Rebecca had never seen a Baronet, as far as she knew, and as soon as she had taken leave of Amelia, and counted the guineas which goodnatured Mr. Sedley had put into a purse for her, and as soon as she had done wiping her eyes with her handkerchief (which operation she concluded the very moment the carriage had turned the corner of the street), she began to depict in her own inind what a baronet must be. "I wonder, does he wear a star?" thought she, "or is it only lords that wear stars? But he will be very handsomely dressed in a court suit, with ruffles and his hair a little powdered, like Mr. Wroughton at Covent Garden. I suppose he will be awfully proud, and that I shall be treated most contemptuously. Still I must bear my hard lot as well as I can-at least, I shall be amongst gentlefolks, and not with vulgar city people:" and she fell to thinking of her Russell Square friends with that very same philosophical bitterness with which, in a certain apologue, the fox is represented as speaking of the grapes.

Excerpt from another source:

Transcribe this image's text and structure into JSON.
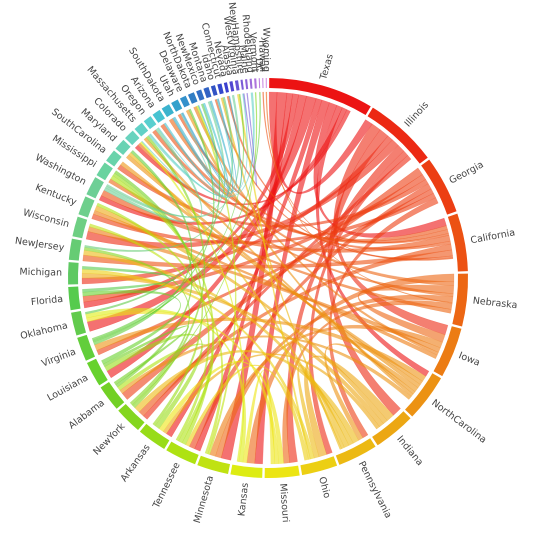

Having passed through Shiverly Square into Great Gaunt Street, the carriage at length stopped at a tall gloomy house between two other tall gloomy houses, each with a hatchment over the middle drawing-room window; as is the custom of houses in Great Gaunt Street, in which gloomy locality death seems to reign perpetual. The shutters of the first floor windows of Sir Pitt's mansion were closed-those of the dining-room were partially open, and the blinds neatly covered up in old newspapers.